See [2, 3, 4] for an overview of the field.
 M. J. H. Heule, O. Kullmann, S. Wieringa, A. Biere, Cube and Conquer: Guiding CDCL SAT Solvers by Lookaheads.
 S. Hölldobler, N. Manthey, V. H. Nguyen, J. Stecklina, P. Steinke, A Short Overview on Modern Parallel SAT-Solvers.
 S. Wieringa, K. Heljanko, Asynchronous Multi-Core Incremental SAT Solving.
 Y. Hamadi, C. M. Wintersteiger, Seven Challenges in Parallel SAT Solving.
SAT solvers and neural networks are probably the most curious software technologies around. Both attempt to solve NP-complete problems (learning and SAT). Both are still largely based on 1960s algorithms (backpropagation for NNs and DPLL for SAT) made surprisingly useful in practice by advances in hardware and heuristics accumulated over the years. Both are mysterious from a theoretical point of view, with little progress in our theoretical understanding of why they work well in practice and how we can come up with better algorithms.

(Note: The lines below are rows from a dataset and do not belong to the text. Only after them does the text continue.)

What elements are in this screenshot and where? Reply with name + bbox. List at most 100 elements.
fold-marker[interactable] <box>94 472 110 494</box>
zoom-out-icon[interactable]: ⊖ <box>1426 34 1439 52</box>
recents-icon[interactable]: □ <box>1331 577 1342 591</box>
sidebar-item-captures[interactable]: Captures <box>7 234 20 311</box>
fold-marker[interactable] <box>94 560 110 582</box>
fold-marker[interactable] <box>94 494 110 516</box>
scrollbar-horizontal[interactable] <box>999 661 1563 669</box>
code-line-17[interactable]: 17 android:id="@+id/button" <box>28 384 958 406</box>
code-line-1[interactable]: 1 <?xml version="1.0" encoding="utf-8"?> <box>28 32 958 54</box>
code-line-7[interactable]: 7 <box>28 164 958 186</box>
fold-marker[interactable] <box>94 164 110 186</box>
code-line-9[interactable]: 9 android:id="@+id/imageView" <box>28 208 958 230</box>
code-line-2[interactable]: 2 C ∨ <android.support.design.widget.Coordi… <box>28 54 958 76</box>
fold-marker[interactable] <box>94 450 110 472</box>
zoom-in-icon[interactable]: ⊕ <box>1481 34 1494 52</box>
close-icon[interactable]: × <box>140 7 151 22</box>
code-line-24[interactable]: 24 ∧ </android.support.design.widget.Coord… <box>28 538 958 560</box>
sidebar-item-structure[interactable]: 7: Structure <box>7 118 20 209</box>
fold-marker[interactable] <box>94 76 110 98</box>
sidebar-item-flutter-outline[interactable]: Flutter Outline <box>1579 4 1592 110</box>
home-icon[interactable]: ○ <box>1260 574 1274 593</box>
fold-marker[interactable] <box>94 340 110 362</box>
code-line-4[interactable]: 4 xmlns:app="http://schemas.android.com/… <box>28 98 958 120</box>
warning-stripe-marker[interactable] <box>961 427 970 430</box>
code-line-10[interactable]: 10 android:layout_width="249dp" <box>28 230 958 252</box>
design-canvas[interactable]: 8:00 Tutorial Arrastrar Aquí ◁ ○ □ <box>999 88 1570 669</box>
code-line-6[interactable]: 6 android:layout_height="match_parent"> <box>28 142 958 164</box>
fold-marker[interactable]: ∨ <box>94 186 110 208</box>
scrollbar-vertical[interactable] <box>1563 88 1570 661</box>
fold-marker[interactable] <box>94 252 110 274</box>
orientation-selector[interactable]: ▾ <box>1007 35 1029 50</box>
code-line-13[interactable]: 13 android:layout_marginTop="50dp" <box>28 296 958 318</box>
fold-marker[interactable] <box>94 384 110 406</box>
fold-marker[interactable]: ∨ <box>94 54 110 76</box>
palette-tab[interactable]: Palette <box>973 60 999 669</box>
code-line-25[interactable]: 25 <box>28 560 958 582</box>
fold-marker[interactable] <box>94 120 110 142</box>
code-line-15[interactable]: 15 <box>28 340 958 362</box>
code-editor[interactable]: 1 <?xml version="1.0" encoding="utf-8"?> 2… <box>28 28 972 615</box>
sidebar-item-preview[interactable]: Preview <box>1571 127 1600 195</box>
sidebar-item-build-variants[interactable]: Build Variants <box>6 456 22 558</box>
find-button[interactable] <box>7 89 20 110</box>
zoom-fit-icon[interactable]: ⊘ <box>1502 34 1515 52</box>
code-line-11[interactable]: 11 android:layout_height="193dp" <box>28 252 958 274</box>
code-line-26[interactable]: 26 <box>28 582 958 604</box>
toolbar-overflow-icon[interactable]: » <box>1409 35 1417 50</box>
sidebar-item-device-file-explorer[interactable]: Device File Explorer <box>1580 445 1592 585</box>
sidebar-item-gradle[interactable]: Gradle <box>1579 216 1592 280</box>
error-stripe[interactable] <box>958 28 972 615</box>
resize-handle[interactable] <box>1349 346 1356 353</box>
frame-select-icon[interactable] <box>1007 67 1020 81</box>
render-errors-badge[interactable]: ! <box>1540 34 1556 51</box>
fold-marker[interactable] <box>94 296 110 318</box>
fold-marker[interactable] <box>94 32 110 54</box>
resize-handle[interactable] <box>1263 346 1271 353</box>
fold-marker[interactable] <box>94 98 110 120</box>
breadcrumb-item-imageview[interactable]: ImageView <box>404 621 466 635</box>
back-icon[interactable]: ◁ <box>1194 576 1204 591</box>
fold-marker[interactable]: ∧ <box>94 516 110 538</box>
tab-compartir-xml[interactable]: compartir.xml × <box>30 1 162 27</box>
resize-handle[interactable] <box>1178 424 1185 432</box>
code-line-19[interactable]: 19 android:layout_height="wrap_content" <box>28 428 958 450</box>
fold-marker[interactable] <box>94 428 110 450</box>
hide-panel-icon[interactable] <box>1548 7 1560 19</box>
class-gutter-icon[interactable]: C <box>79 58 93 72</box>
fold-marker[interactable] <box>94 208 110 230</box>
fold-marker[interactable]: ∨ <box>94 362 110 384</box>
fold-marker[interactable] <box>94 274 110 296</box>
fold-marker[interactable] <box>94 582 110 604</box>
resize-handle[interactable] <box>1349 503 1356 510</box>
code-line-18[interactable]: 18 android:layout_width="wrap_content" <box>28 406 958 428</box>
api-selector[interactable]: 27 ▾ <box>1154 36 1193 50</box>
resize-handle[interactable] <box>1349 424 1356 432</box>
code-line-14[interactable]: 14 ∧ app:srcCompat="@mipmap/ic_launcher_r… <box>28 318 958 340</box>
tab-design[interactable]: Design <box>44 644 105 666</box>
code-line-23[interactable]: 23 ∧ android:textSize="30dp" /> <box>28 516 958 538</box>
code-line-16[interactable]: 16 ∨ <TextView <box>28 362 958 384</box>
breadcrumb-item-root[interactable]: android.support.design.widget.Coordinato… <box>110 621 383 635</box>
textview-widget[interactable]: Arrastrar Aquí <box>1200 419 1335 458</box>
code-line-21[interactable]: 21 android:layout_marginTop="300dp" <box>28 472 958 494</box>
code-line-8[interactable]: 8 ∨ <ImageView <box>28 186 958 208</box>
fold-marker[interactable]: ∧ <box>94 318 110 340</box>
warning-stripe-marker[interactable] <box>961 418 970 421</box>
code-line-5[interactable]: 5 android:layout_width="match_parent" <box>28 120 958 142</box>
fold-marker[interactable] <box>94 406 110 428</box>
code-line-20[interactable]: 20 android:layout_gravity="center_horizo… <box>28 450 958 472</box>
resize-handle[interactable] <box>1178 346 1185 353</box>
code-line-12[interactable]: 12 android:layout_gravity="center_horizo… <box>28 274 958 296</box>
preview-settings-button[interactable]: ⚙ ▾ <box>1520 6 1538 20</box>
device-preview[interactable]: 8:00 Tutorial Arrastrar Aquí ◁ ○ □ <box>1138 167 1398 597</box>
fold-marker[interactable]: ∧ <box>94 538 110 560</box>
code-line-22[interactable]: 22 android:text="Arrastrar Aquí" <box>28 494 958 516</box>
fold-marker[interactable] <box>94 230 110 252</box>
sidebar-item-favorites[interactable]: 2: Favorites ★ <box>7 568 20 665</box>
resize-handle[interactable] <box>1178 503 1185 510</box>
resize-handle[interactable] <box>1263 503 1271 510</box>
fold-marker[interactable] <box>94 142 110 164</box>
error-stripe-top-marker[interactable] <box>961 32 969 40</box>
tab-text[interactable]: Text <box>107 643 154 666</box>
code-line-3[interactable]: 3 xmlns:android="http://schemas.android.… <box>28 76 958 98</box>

This article by Moshe Vardi and this one by Dick Lipton are a nice introduction to the mystery of SAT solvers.
Look at http://algos.inesc-id.pt/~pff/projects/parsat/?Publications
It seems Mr Costa has graduated, but the link to his thesis points to an empty pdf.
from May 2014 [pdf]
It would be interesting to apply probabilistic algorithms for SAT solving in GPUs
This is a proposed work for a Master's thesis. It seems to be from 2013, so I wonder whether it was successful?
If I had to guess, I would think implementing a SAT solver on a GPU is quite hard. Many branches etc.
Publish or perish leaves very little room for sanity checks once your window of graduation starts to close.